Oct 05, 2004 21:14
i look at today's date and you know what i see? i see that its one month before i turn 22. i dont know if i should be more excited, but really the only thing i'm excited about is that THE INCREDIBLES comes out on that day! i dont wanna write anything but i'm forcing myself because its only fair. my LJ deserves better than to sit here rotting and its not fair i have to read about everyone else's bad days and i get nothing! ok, so now for the update:
i got a tip today at work! no joke. this guy comes in and we're talking and i notice he's cross-eyed. not like that really mattered but for some odd reason the conversation kept hitting these uncomfortable lulls and i couldnt turn away! i just starred at him until he started talking again. i mean, if i turn away i'm rude, right? but starring is rude too... i couldnt win! so he's about to leave and he asks me how long i've been working there. i answer, the conversation hits the speedbump from hell, he takes out his wallet and from it a dollar and tells just hands it over! at which point i start stuttering trying to figure out what to do! so yeah, there we are, cross-eyed and stuttering -- it was quite the show. i know what youre thinking, "he's gay!!" but the sticker he was buying was for his girlfriend. i guess he's just... nice. who knew, there are nice people in the world.

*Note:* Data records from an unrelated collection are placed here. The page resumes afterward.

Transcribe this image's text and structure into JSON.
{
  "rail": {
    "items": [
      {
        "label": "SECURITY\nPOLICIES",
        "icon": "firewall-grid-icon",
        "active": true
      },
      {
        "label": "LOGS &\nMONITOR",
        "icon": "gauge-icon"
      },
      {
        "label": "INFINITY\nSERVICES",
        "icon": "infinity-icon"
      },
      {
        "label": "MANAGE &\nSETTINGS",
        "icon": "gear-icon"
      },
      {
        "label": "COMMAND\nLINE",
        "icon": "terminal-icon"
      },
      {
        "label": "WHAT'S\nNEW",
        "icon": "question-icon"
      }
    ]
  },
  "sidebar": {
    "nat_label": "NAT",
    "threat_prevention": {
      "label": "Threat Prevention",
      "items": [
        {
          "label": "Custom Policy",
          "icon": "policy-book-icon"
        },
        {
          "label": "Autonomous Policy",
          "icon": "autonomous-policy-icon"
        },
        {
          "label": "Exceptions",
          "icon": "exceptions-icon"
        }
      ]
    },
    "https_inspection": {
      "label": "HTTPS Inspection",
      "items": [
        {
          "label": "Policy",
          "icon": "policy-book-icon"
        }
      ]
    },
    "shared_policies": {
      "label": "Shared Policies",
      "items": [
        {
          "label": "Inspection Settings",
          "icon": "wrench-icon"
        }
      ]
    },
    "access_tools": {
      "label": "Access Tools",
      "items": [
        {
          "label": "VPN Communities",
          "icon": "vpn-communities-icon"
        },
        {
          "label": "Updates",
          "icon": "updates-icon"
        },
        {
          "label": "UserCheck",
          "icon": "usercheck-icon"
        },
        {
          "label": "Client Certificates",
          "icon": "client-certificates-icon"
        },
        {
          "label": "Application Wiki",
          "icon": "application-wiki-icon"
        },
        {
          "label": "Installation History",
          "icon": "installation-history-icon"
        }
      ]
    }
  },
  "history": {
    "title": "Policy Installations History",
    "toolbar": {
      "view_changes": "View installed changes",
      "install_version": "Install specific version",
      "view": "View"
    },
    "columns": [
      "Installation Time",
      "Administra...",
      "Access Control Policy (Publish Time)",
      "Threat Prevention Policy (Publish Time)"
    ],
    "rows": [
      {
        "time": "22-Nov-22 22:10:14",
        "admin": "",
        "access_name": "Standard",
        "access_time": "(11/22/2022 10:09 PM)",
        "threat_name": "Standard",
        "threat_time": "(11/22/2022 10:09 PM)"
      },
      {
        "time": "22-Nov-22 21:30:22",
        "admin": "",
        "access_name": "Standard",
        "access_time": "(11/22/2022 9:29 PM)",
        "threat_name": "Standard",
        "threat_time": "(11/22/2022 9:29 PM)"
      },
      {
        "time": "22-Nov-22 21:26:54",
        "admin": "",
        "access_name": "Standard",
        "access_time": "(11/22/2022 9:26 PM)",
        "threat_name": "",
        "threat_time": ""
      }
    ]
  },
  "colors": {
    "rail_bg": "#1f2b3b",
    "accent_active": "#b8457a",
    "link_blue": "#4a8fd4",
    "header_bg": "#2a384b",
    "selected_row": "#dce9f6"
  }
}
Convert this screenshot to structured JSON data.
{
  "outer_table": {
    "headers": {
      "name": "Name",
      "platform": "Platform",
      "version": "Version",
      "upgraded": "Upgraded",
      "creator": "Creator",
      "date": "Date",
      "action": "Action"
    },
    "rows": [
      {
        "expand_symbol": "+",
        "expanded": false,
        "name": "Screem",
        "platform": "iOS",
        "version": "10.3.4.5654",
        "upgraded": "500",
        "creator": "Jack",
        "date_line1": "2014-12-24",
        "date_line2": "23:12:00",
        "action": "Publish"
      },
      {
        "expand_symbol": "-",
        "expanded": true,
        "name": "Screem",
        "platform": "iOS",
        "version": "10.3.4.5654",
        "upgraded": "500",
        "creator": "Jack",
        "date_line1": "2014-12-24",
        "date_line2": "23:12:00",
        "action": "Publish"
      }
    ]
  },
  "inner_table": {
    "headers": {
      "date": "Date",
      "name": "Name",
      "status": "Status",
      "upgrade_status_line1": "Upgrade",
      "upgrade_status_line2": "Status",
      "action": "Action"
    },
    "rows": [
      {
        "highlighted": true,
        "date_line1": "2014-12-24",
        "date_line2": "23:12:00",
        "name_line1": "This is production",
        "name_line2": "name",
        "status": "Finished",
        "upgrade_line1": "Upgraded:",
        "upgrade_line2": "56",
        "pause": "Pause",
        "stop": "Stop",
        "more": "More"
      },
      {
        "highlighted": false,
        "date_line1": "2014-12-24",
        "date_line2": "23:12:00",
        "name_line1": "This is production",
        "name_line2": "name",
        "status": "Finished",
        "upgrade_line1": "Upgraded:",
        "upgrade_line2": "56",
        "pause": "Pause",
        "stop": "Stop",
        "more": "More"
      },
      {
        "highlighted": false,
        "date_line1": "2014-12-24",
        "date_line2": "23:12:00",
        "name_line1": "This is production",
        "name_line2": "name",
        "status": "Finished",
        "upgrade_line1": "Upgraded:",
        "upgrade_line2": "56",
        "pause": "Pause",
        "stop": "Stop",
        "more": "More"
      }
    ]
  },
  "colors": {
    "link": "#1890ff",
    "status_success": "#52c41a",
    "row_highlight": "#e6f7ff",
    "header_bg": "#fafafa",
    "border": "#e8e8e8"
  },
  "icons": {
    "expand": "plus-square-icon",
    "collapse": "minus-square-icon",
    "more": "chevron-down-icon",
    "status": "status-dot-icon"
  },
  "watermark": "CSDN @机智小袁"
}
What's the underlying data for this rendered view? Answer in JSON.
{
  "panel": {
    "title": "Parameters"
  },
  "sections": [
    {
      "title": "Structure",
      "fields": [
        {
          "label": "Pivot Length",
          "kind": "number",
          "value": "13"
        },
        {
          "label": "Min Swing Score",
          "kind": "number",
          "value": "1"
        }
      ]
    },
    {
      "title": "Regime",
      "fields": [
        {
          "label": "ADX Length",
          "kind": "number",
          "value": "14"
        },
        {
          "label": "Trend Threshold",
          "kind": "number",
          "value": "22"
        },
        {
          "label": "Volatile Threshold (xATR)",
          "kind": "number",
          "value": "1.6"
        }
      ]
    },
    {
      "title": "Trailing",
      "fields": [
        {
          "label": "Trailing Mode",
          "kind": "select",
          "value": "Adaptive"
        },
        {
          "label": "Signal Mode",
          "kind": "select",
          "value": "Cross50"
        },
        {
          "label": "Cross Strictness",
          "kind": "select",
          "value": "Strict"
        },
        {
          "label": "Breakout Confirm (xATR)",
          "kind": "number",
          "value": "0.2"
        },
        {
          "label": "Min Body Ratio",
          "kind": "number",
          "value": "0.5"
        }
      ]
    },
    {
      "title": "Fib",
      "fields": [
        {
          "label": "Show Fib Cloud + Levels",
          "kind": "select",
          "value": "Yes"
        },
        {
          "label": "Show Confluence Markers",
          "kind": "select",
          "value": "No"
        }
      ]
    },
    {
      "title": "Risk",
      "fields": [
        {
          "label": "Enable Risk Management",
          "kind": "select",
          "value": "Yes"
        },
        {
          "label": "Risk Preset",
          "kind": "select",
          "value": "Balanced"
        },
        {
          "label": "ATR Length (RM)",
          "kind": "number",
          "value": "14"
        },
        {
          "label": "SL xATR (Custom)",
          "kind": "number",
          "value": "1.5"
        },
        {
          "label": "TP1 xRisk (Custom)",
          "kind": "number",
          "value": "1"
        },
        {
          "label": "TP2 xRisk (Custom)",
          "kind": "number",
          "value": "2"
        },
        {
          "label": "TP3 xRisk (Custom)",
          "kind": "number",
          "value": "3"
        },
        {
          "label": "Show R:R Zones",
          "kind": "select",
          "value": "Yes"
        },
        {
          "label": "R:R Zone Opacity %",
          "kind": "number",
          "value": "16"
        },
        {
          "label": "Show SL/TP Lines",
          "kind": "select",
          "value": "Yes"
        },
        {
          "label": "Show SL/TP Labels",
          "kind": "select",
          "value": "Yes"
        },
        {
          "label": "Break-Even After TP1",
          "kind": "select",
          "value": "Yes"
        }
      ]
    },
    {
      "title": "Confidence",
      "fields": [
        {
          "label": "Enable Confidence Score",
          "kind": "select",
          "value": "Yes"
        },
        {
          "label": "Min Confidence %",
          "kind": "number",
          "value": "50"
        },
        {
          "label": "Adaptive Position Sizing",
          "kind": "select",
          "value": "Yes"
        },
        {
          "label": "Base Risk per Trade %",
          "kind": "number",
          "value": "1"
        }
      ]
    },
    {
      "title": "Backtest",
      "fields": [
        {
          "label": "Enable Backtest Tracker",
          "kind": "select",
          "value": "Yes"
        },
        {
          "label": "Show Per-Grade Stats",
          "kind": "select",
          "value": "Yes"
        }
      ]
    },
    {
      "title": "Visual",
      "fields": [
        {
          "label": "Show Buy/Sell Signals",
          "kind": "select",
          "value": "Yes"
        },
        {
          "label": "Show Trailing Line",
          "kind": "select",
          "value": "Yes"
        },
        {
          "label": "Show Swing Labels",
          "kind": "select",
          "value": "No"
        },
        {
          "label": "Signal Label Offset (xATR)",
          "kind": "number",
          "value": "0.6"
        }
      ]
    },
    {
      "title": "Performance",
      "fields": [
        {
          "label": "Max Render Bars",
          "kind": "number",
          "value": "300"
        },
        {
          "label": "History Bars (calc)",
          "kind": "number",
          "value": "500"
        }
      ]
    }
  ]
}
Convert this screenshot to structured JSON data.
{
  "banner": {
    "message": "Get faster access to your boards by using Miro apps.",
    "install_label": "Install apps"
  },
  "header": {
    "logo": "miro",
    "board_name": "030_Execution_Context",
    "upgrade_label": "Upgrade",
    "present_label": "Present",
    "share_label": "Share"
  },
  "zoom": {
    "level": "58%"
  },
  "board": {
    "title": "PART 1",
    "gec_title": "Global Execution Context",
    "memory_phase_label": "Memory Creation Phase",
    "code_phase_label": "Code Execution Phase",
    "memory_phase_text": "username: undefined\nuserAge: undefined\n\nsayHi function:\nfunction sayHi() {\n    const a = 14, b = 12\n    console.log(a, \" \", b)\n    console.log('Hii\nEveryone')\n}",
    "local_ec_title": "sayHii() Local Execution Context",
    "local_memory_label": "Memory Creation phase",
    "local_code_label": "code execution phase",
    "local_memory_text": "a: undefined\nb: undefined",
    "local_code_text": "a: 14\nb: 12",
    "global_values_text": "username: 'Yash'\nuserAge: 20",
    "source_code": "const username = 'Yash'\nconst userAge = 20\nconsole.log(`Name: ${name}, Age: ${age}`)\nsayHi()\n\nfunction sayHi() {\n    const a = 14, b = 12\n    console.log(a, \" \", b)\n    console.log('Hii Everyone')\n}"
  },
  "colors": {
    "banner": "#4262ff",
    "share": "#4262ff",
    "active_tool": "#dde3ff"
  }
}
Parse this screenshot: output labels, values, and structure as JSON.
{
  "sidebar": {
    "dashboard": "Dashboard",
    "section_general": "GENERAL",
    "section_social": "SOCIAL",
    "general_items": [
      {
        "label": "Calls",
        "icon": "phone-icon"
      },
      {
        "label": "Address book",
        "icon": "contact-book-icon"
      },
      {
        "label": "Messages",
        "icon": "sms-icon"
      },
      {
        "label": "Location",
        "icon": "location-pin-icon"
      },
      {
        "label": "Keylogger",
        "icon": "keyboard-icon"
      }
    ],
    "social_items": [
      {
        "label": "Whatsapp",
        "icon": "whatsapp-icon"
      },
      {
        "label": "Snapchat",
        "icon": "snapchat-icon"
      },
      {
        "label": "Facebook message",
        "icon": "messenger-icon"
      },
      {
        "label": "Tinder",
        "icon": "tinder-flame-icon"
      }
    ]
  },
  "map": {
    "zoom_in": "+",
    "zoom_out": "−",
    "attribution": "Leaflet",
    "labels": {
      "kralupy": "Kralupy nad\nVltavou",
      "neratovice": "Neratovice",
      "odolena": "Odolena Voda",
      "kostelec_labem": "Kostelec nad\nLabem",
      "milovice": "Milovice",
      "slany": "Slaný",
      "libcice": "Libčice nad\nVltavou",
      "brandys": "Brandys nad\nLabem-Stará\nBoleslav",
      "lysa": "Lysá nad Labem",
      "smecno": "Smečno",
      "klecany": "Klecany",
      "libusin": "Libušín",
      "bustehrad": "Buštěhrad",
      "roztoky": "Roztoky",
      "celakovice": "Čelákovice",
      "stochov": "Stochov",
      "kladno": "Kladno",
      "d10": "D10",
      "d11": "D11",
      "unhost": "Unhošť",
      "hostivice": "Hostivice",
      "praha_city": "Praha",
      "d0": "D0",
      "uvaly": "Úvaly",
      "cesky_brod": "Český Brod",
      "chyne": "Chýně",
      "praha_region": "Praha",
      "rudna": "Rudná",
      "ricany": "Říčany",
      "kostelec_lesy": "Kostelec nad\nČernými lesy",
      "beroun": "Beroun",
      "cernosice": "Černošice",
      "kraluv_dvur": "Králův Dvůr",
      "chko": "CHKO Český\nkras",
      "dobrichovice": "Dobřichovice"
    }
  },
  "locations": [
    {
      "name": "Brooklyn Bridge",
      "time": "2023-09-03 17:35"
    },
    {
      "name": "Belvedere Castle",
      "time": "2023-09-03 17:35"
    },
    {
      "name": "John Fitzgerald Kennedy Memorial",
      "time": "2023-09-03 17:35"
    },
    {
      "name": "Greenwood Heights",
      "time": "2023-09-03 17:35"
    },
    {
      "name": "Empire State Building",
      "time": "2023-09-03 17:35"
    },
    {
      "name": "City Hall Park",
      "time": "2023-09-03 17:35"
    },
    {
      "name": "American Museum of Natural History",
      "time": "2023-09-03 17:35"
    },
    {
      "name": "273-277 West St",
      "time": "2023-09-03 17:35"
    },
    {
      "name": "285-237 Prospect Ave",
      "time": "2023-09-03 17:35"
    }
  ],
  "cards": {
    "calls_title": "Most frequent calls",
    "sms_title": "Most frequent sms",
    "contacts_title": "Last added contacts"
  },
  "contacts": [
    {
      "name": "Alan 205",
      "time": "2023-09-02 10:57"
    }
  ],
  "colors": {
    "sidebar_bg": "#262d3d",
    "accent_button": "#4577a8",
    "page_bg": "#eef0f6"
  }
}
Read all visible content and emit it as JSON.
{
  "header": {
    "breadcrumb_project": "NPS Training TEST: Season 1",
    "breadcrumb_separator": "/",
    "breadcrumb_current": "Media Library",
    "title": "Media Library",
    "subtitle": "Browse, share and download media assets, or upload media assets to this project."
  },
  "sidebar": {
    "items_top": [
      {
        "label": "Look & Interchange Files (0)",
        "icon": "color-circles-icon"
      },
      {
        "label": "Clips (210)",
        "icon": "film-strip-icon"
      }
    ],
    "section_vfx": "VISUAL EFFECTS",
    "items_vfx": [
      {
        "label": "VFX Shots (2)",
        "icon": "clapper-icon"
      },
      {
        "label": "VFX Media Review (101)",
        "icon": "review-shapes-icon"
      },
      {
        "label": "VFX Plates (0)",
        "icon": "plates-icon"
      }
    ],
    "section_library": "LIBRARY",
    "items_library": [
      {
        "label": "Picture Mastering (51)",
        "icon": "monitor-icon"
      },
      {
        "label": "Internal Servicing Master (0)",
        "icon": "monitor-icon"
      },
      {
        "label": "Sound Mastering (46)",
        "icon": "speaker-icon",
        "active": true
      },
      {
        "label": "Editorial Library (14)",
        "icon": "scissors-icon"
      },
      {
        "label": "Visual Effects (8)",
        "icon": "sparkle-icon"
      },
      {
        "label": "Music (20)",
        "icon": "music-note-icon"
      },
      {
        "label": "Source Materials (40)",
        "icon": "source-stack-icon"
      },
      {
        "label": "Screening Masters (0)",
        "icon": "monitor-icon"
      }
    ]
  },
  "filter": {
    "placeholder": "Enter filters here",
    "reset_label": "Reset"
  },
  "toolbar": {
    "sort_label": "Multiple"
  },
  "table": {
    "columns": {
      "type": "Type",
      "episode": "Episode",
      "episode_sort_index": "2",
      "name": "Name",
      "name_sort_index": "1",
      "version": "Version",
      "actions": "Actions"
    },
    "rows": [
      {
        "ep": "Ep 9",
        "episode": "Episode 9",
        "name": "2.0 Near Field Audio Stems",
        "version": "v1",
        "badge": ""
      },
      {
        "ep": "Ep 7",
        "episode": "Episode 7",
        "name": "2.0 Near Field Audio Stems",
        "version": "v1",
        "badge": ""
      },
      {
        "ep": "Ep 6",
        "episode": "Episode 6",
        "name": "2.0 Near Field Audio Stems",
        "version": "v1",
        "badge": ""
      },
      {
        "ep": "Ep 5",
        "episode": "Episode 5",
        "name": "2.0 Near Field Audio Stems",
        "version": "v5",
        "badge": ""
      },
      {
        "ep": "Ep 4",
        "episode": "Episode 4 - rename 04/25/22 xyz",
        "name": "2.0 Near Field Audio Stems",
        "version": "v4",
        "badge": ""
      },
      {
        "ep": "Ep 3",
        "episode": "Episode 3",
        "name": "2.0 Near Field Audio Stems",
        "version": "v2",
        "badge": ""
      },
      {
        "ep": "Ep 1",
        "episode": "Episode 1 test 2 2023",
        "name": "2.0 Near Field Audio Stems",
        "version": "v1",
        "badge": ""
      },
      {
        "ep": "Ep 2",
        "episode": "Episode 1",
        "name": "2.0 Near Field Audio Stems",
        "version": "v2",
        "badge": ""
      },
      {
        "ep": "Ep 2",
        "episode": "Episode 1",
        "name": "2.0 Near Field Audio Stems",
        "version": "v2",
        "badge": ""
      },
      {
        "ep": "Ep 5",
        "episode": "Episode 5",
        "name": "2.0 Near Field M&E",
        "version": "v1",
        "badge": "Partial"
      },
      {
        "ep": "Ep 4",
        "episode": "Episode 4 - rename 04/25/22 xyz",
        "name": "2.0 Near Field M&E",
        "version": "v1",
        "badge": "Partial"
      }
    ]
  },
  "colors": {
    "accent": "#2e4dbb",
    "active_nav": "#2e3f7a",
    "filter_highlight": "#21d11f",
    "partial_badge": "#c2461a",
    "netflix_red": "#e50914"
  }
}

while on the subject of work, a strange thing happened the other day. first, you have to understand that i've been at the bookstore for a year and i've climbed the ladder there and in that climbing i acquired the ability to make returns. you see, when a person goes into the store to make a return the employee either has to get a manager so they can type in their little code and the transaction can continue, or, if youre me, i can just type in MY code and continue on the return. well, a while back this customer comes in because they need to return something. i check the receipt and all and i type in my code and NOTHING. i turn to my manager who was standing right next to me and i ask him about it and he just says that i've "lost my return power." it was at that second in time that i realized something... i want to quit. i love my job but i want to quit. why? because that return power was the only indication that i'm making any progress at the bookstore and now i'm back to square one, or atleast it felt that way at the moment. they way i see it, its like this: i'm dating this beautiful girl. we've been going out for about a year now and i know its going nowhere. yeah, she's hot, but so what? i'm just wasting my time, right? ugh, i dont know. i think i'm gonna stick it out for a while and hope something better comes along.
ok, i'm tired, time for bed!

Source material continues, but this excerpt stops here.